I stood there bathed in that luminous light that spilled out onto the sidewalk around me. I was her only audience. The street was empty. The only sound was the wind blowing an errant bundle of leaves along the curb and the methodic clicking from a changing traffic light. The night was magical. I went back the next evening to paint her.
When I was a child, my father used to take me to the natural history museum in Los Angeles. I remember being especially taken by one of the permanent exhibitions at the museum. The Habitat Hall depicted the evolution of mammals from prehistoric times to the origin of man. The rooms of the exhibit were darkened and subdivided into individual dioramas, very similar to shop windows. The only illumination came from the scene portrayed within each diorama. It was a world unto itself containing numerous species of fauna in their natural habitat. Each scene transported me. It was as if I was standing there, in person, witnessing a saber-tooth tiger on the prowl or a herd of antelope grazing on the edge of a deep forest. It fascinated me.
I had the same sensation gazing into the shop window with the mannequin inside. Inspiration can become divined and extracted from the most unexpected places. There is an inner calling that has caused me to ponder why this image has such an effect on me. Possibly, to create a visual documentation with the emphasis on idealism of the female form. To celebrate beauty? Not entirely. Since I started this series of paintings, I have been thinking about it in more symbolic terms.
The Korai is a Greek word to describe an era of art history when artists began to depict the female form from a simplistic to a narrative of complete naturalism, becoming the communication of ideal feminine beauty. She not only represented feminine beauty to delight the Gods, she represented a new quest for interiority, for exploring the inner self. She manifests what we look for in ourselves, our perfection, the balance of heart, mind and body. Because this phase of art (inner exploration through art) was so monumental, it has never been completely extinguished from our consciousness. The Korai stays skillfully integrated in our culture by some form or another.
The Korai represents a time in history when the Goddess was revered, when women were held in high status, owned property and their matrilineal lineage was carried on by their last name. By the 5th century BC, the Goddess and women's status was forever altered. She lost her power. Mysteriously, her image as Goddess disappeared from the ancient Western world. Today we see her phantom image, long ago replaced by superficial decorum. Centuries of soul starvation have left her disconnected and unaware of her true nature.
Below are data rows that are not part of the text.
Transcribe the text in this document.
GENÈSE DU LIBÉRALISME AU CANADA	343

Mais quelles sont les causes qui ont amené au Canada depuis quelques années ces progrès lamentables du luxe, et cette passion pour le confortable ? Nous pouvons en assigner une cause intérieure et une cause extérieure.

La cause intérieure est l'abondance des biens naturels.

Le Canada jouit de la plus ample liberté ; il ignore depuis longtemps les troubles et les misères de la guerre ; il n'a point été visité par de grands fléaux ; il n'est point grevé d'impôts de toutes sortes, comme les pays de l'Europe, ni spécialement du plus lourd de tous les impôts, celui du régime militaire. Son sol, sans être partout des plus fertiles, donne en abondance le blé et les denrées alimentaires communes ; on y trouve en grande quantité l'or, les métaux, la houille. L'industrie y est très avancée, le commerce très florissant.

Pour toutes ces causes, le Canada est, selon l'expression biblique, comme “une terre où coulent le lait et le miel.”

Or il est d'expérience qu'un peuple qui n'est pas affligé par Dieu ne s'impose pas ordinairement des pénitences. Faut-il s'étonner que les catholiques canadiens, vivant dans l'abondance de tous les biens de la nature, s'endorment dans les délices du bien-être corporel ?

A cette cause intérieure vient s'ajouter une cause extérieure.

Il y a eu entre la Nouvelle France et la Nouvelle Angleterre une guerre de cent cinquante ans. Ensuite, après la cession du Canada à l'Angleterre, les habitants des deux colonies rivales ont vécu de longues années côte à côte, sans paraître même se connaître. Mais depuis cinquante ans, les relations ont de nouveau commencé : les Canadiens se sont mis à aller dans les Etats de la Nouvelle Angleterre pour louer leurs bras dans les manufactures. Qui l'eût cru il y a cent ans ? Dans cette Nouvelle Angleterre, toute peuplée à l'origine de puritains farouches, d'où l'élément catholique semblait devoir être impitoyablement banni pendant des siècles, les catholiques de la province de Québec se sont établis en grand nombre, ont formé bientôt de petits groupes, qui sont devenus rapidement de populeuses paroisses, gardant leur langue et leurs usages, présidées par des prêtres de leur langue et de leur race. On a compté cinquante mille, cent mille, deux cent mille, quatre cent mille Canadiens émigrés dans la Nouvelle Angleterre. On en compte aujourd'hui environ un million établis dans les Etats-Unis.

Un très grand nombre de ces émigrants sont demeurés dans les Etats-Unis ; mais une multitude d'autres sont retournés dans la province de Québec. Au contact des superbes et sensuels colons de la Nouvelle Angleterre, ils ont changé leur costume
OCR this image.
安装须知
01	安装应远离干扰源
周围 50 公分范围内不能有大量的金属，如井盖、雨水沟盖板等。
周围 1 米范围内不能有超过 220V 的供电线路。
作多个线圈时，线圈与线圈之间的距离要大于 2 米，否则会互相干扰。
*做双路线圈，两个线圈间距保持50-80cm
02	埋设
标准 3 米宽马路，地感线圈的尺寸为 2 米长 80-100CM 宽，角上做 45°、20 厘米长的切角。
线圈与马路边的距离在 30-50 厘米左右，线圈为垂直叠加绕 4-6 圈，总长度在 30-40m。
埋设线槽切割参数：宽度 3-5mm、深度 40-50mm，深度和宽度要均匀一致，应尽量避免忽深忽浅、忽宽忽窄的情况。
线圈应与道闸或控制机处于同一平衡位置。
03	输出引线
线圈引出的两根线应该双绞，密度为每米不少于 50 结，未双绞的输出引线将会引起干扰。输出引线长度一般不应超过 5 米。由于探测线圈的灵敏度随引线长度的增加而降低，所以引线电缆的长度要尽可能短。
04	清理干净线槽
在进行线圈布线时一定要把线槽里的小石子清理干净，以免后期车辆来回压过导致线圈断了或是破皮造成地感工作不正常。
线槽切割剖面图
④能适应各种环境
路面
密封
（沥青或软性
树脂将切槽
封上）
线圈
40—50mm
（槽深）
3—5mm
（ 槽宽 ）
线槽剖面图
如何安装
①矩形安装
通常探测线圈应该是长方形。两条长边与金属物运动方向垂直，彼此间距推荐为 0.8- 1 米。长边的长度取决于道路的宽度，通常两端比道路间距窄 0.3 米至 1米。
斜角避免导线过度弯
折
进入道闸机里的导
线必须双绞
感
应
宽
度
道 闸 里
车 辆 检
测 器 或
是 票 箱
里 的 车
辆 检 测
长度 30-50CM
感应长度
She shows up in the common shop window instead of a temple. She stands behind the glass of the window, contained in a box, frozen, a replicant. She looks mundane, an ordinary object by day. The icon that has lost it's luster. At night, she is transformed. There is an awakening. She exudes the origins of her ancestry. She is illuminated by spotlights. She is elevated above the street so that you must look up at her. Her vacant stare has become a mysterious gaze. She seems to remember who she was. As an artist, I feel compelled to narrate her form and to present her back to the world in exaltation.